Realism and allegory
Realism is the most distinctive feature of the work. The pilgrimage is also a key metaphor for life from the religious sphere. We are all pilgrims on the way to the heavenly city.
Chaucer narrator
The tales are narrated by the different pilgrims but the reporting pilgrim is Chaucer himself. He tells us directly or sometimes ironically what he sees and what he thinks about it.
Microcosm and Macrocosm
The English Renaissance
The English Renaissance covers the historical period from 1509 to 1660. The English Renaissance developed later than its European equivalents and distinguished itself as an original, typically English movement. Its main feature was its strong Protestant, and in some aspects, Puritan basis, influenced by the Reformation under the reign of Henry VIII, who broke with Rome and declared that the king was the head of the English Church. The English literature of the period lacked the pagan serenity of the Italian Renaissance and was less linked to the visual arts.
New Learning
There was also the training in classical imitation of a number of humanist scholars and translators. The ‘New Learning’, as Humanism was also called. It encouraged confidence in the power of human reason to interpret Man and Nature, in the value of literature as an instrument of reason and in the dignity of modern English as a literary medium.
Universal order
The world picture of this period is based on a general conception of order. The Renaissance man pictured the universal order under the forms of a chain and a cosmic dance.
The chain of being
The chain stretched from God to the lowest of inanimate. First there is the inanimate class: the elements, liquids and metals. Then there is the vegetative class, Then there is the animal class learning up to man, two has not only existence, life and feeling, but also understanding. Finally there are the angels. The position of man was extremely interesting. Given his double nature of matter and spirit, he had the unique function of linking together all creation.
The cosmic dance
The created universe was itself in a state of music, of perpetual dance. The whole universe was governed by divine will; Nature was God’s instrument. It followed that order and unity were the natural rules for the state, which should be subject to a single head. So the Sovereign became the symbol of stability and unity.
New discoveries
In 16th century there were new geographical discoveries and the new wealth linked to the expansion of markets abroad, by political upheaval and religious wars. The old order of ideas was weakened by the theories of Nicolaus Copernicus who created a new model of the Solar System, in which the Sun was at the centre, with the Earth and other planets moving in a combination of circular movements around it. The invention of the telescope by Galileo Galilei, proved it. Moreover the Italian astronomer established the scientific method, that is, the study of the physical world by sensory observation, experiment and by mathematical measurement.
The Royal Society
The modern science in English gained impetus from the foundation of the Royal Society in 1662. The society’s aim was “to overcome the mysteries of all the works of nature” and to apply that knowledge “for the benefit of human life”.
The development of the English character
The Puritanism contributed to the development of the English character.
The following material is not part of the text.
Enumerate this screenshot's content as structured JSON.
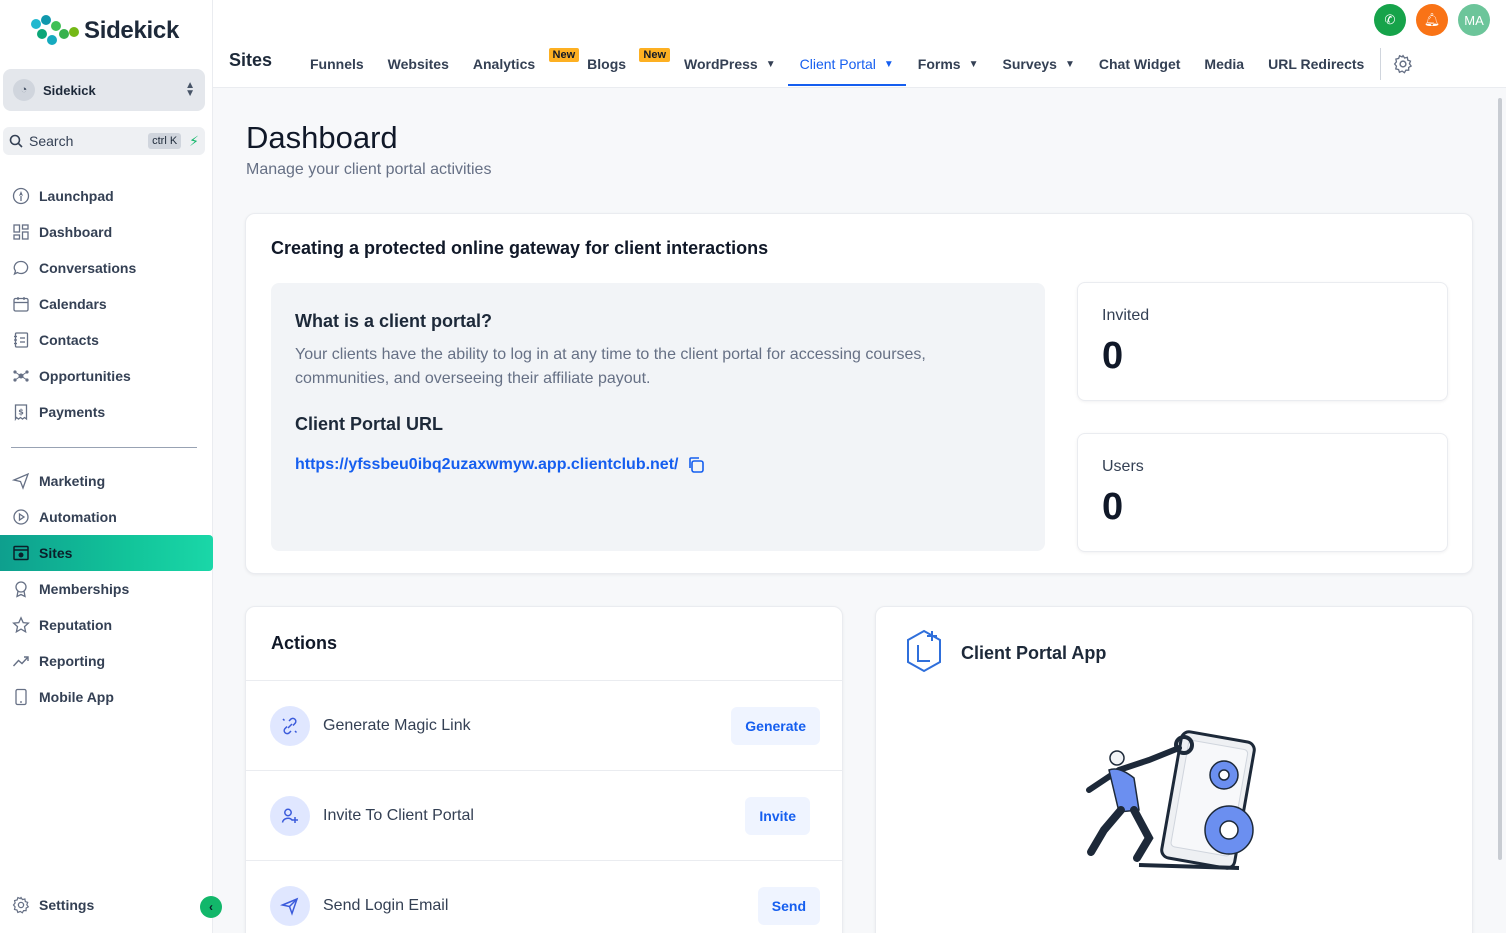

The political events connected with the Civil War of the 17th century led to the settlement of Parliament as a guarantee that Royal absolutism should never be established in England; the heard-working attitude of the Puritans was to be of great value in the future development of a industrial nation The new scientific attitude encouraged a belief in human progress and the development of a materialistic and practical mind.